Electric Cars May Not Be So Great For Environment, Study Shows
SAN FRANCISCO (KCBS) — People who bought an electric car, thinking they were saving the environment, might be doing more harm than they think.
A new study says those plug-in vehicles can be making the air dirtier and worsening global warming depending on where you're getting the electricity to charge that vehicle.
KCBS Anchors Patti Reising and Jeff Bell spoke with study co-author Julian Marshall, an engineering professor at the University of Minnesota.
LISTEN TO INTERVIEW HERE:
Electric Cars May Not Be Great For Environment, Study Shows
"It depends on where the electricity comes from and that's kind of one of the strongest findings here. You're looking at the air pollution and health impacts," Marshall said. "Electric vehicles and ethonal are sometimes offered up as environmental solutions and we found that's not always the case."

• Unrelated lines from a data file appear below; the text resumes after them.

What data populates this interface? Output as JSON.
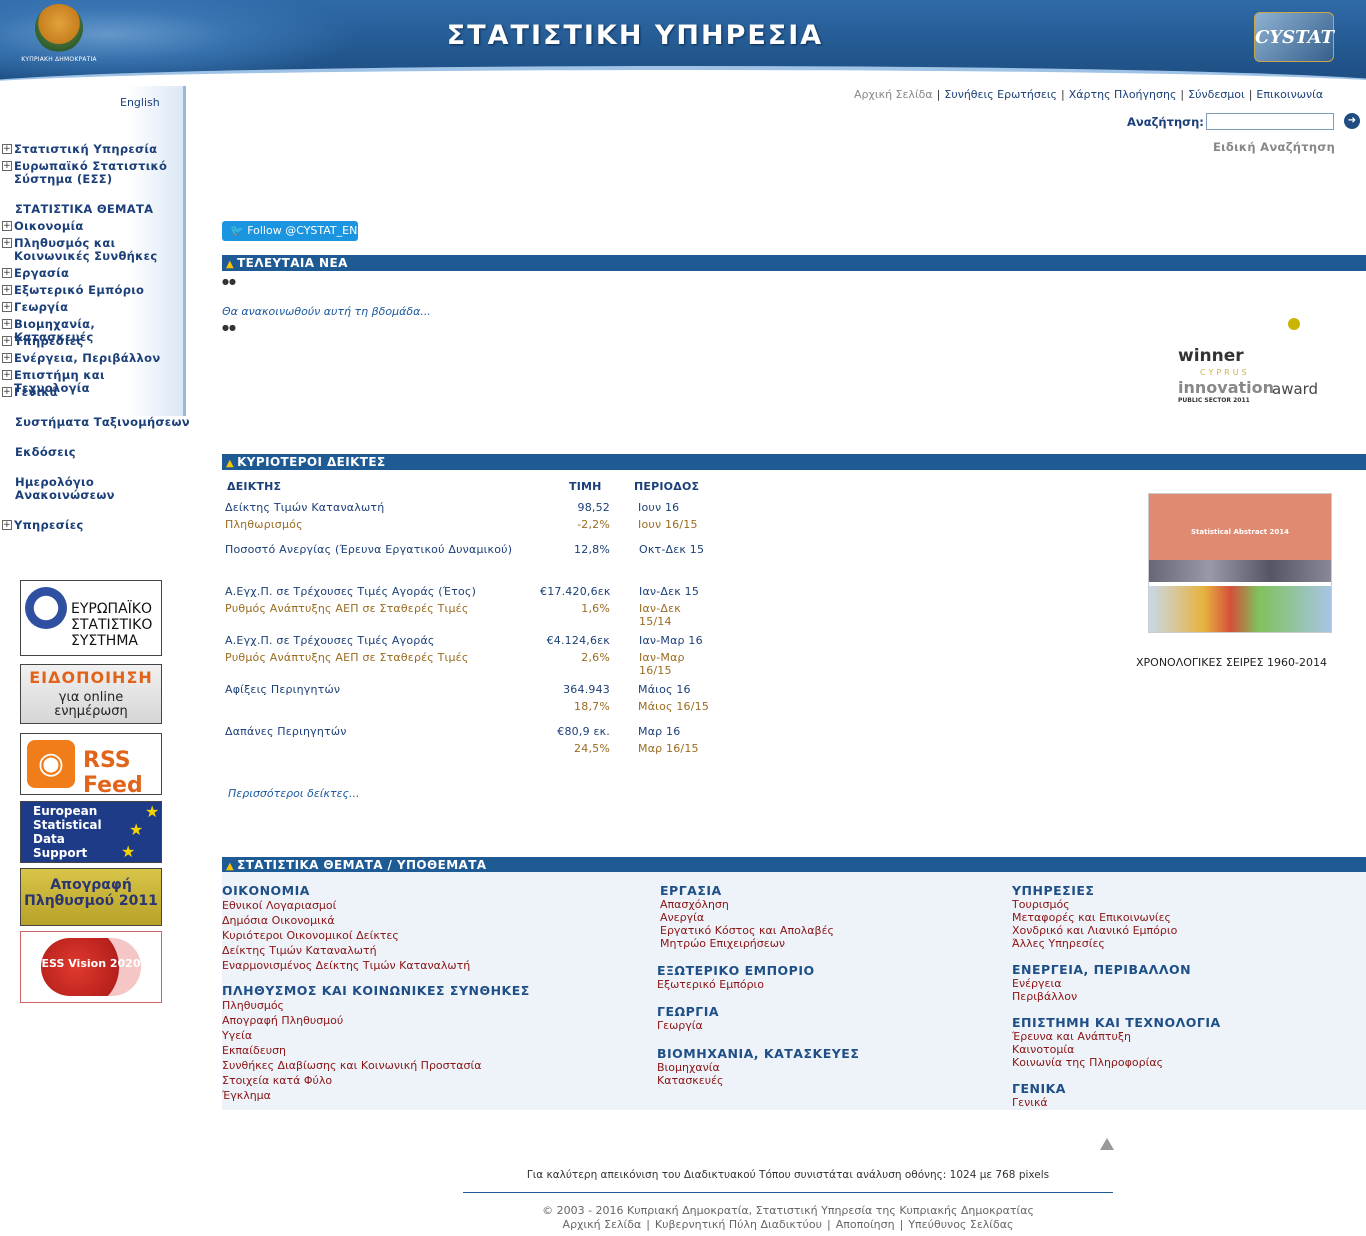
{
  "header": {
    "title": "ΣΤΑΤΙΣΤΙΚΗ ΥΠΗΡΕΣΙΑ",
    "emblem_caption": "ΚΥΠΡΙΑΚΗ ΔΗΜΟΚΡΑΤΙΑ",
    "logo_text": "CYSTAT"
  },
  "language_link": "English",
  "top_links": [
    "Αρχική Σελίδα",
    "Συνήθεις Ερωτήσεις",
    "Χάρτης Πλοήγησης",
    "Σύνδεσμοι",
    "Επικοινωνία"
  ],
  "search": {
    "label": "Αναζήτηση:",
    "value": "",
    "go": "➜",
    "advanced": "Ειδική Αναζήτηση"
  },
  "sidebar": {
    "group1": [
      "Στατιστική Υπηρεσία",
      "Ευρωπαϊκό Στατιστικό Σύστημα (ΕΣΣ)"
    ],
    "topics_heading": "ΣΤΑΤΙΣΤΙΚΑ ΘΕΜΑΤΑ",
    "topics": [
      "Οικονομία",
      "Πληθυσμός και Κοινωνικές Συνθήκες",
      "Εργασία",
      "Εξωτερικό Εμπόριο",
      "Γεωργία",
      "Βιομηχανία, Κατασκευές",
      "Υπηρεσίες",
      "Ενέργεια, Περιβάλλον",
      "Επιστήμη και Τεχνολογία",
      "Γενικά"
    ],
    "classification": "Συστήματα Ταξινομήσεων",
    "publications": "Εκδόσεις",
    "calendar": "Ημερολόγιο Ανακοινώσεων",
    "services": "Υπηρεσίες",
    "plus": "+"
  },
  "banners": {
    "ess": "ΕΥΡΩΠΑΪΚΟ ΣΤΑΤΙΣΤΙΚΟ ΣΥΣΤΗΜΑ",
    "eid_1": "ΕΙΔΟΠΟΙΗΣΗ",
    "eid_2": "για online ενημέρωση",
    "rss": "RSS Feed",
    "esds": [
      "European",
      "Statistical",
      "Data",
      "Support"
    ],
    "census": "Απογραφή Πληθυσμού 2011",
    "vision": "ESS Vision 2020"
  },
  "twitter": "Follow @CYSTAT_EN",
  "news": {
    "heading": "ΤΕΛΕΥΤΑΙΑ ΝΕΑ",
    "announcement": "Θα ανακοινωθούν αυτή τη βδομάδα..."
  },
  "award": {
    "winner": "winner",
    "cyprus": "CYPRUS",
    "innovation": "innovation",
    "award": "award",
    "sector": "PUBLIC SECTOR 2011"
  },
  "indicators": {
    "heading": "ΚΥΡΙΟΤΕΡΟΙ ΔΕΙΚΤΕΣ",
    "columns": [
      "ΔΕΙΚΤΗΣ",
      "ΤΙΜΗ",
      "ΠΕΡΙΟΔΟΣ"
    ],
    "rows": [
      {
        "label": "Δείκτης Τιμών Καταναλωτή",
        "value": "98,52",
        "period": "Ιουν 16",
        "sub": false
      },
      {
        "label": "Πληθωρισμός",
        "value": "-2,2%",
        "period": "Ιουν 16/15",
        "sub": true
      },
      {
        "label": "Ποσοστό Ανεργίας (Έρευνα Εργατικού Δυναμικού)",
        "value": "12,8%",
        "period": "Οκτ-Δεκ 15",
        "sub": false
      },
      {
        "label": "Α.Εγχ.Π. σε Τρέχουσες Τιμές Αγοράς (Έτος)",
        "value": "€17.420,6εκ",
        "period": "Ιαν-Δεκ 15",
        "sub": false
      },
      {
        "label": "Ρυθμός Ανάπτυξης ΑΕΠ σε Σταθερές Τιμές",
        "value": "1,6%",
        "period": "Ιαν-Δεκ 15/14",
        "sub": true
      },
      {
        "label": "Α.Εγχ.Π. σε Τρέχουσες Τιμές Αγοράς",
        "value": "€4.124,6εκ",
        "period": "Ιαν-Μαρ 16",
        "sub": false
      },
      {
        "label": "Ρυθμός Ανάπτυξης ΑΕΠ σε Σταθερές Τιμές",
        "value": "2,6%",
        "period": "Ιαν-Μαρ 16/15",
        "sub": true
      },
      {
        "label": "Αφίξεις Περιηγητών",
        "value": "364.943",
        "period": "Μάιος 16",
        "sub": false
      },
      {
        "label": "",
        "value": "18,7%",
        "period": "Μάιος 16/15",
        "sub": true
      },
      {
        "label": "Δαπάνες Περιηγητών",
        "value": "€80,9 εκ.",
        "period": "Μαρ 16",
        "sub": false
      },
      {
        "label": "",
        "value": "24,5%",
        "period": "Μαρ 16/15",
        "sub": true
      }
    ],
    "more": "Περισσότεροι δείκτες..."
  },
  "abstract": {
    "cover_title": "Statistical Abstract 2014",
    "caption": "ΧΡΟΝΟΛΟΓΙΚΕΣ ΣΕΙΡΕΣ 1960-2014"
  },
  "topics": {
    "heading": "ΣΤΑΤΙΣΤΙΚΑ ΘΕΜΑΤΑ / ΥΠΟΘΕΜΑΤΑ",
    "economy": {
      "title": "ΟΙΚΟΝΟΜΙΑ",
      "items": [
        "Εθνικοί Λογαριασμοί",
        "Δημόσια Οικονομικά",
        "Κυριότεροι Οικονομικοί Δείκτες",
        "Δείκτης Τιμών Καταναλωτή",
        "Εναρμονισμένος Δείκτης Τιμών  Καταναλωτή"
      ]
    },
    "population": {
      "title": "ΠΛΗΘΥΣΜΟΣ ΚΑΙ ΚΟΙΝΩΝΙΚΕΣ ΣΥΝΘΗΚΕΣ",
      "items": [
        "Πληθυσμός",
        "Απογραφή Πληθυσμού",
        "Υγεία",
        "Εκπαίδευση",
        "Συνθήκες Διαβίωσης και Κοινωνική  Προστασία",
        "Στοιχεία κατά Φύλο",
        "Έγκλημα"
      ]
    },
    "labour": {
      "title": "ΕΡΓΑΣΙΑ",
      "items": [
        "Απασχόληση",
        "Ανεργία",
        "Εργατικό Κόστος και Απολαβές",
        "Μητρώο Επιχειρήσεων"
      ]
    },
    "trade": {
      "title": "ΕΞΩΤΕΡΙΚΟ ΕΜΠΟΡΙΟ",
      "items": [
        "Εξωτερικό Εμπόριο"
      ]
    },
    "agriculture": {
      "title": "ΓΕΩΡΓΙΑ",
      "items": [
        "Γεωργία"
      ]
    },
    "industry": {
      "title": "ΒΙΟΜΗΧΑΝΙΑ, ΚΑΤΑΣΚΕΥΕΣ",
      "items": [
        "Βιομηχανία",
        "Κατασκευές"
      ]
    },
    "services": {
      "title": "ΥΠΗΡΕΣΙΕΣ",
      "items": [
        "Τουρισμός",
        "Μεταφορές και Επικοινωνίες",
        "Χονδρικό και Λιανικό Εμπόριο",
        "Άλλες Υπηρεσίες"
      ]
    },
    "energy": {
      "title": "ΕΝΕΡΓΕΙΑ, ΠΕΡΙΒΑΛΛΟΝ",
      "items": [
        "Ενέργεια",
        "Περιβάλλον"
      ]
    },
    "science": {
      "title": "ΕΠΙΣΤΗΜΗ ΚΑΙ ΤΕΧΝΟΛΟΓΙΑ",
      "items": [
        "Έρευνα και Ανάπτυξη",
        "Καινοτομία",
        "Κοινωνία της Πληροφορίας"
      ]
    },
    "general": {
      "title": "ΓΕΝΙΚΑ",
      "items": [
        "Γενικά"
      ]
    }
  },
  "footer": {
    "resolution_note": "Για καλύτερη απεικόνιση του Διαδικτυακού Τόπου συνιστάται ανάλυση οθόνης: 1024 με 768 pixels",
    "copyright": "© 2003 - 2016 Κυπριακή Δημοκρατία, Στατιστική Υπηρεσία της Κυπριακής Δημοκρατίας",
    "links": [
      "Αρχική Σελίδα",
      "Κυβερνητική Πύλη Διαδικτύου",
      "Αποποίηση",
      "Υπεύθυνος Σελίδας"
    ]
  },
  "colors": {
    "header_blue": "#23588f",
    "bar_blue": "#1e5a94",
    "link_navy": "#1b3f78",
    "sub_brown": "#9a6b1f",
    "topic_red": "#8a1414"
  }
}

The study examines environmental costs for cars' entire life cycle, including where power comes from and the environmental effects of building batteries.
"One of our findings—getting to the math, we found, is that electric vehicles powered by coal (have) several times—3 or 4 times—more air pollution related deaths from electric vehicles by coal then from the deaths from the same travel distance if driven in gasoline vehicles," he said.
But Marshall said that, right now, there aren't a great number of electric vehicles on the road so that "the total amount of electricity they are using is not a lot."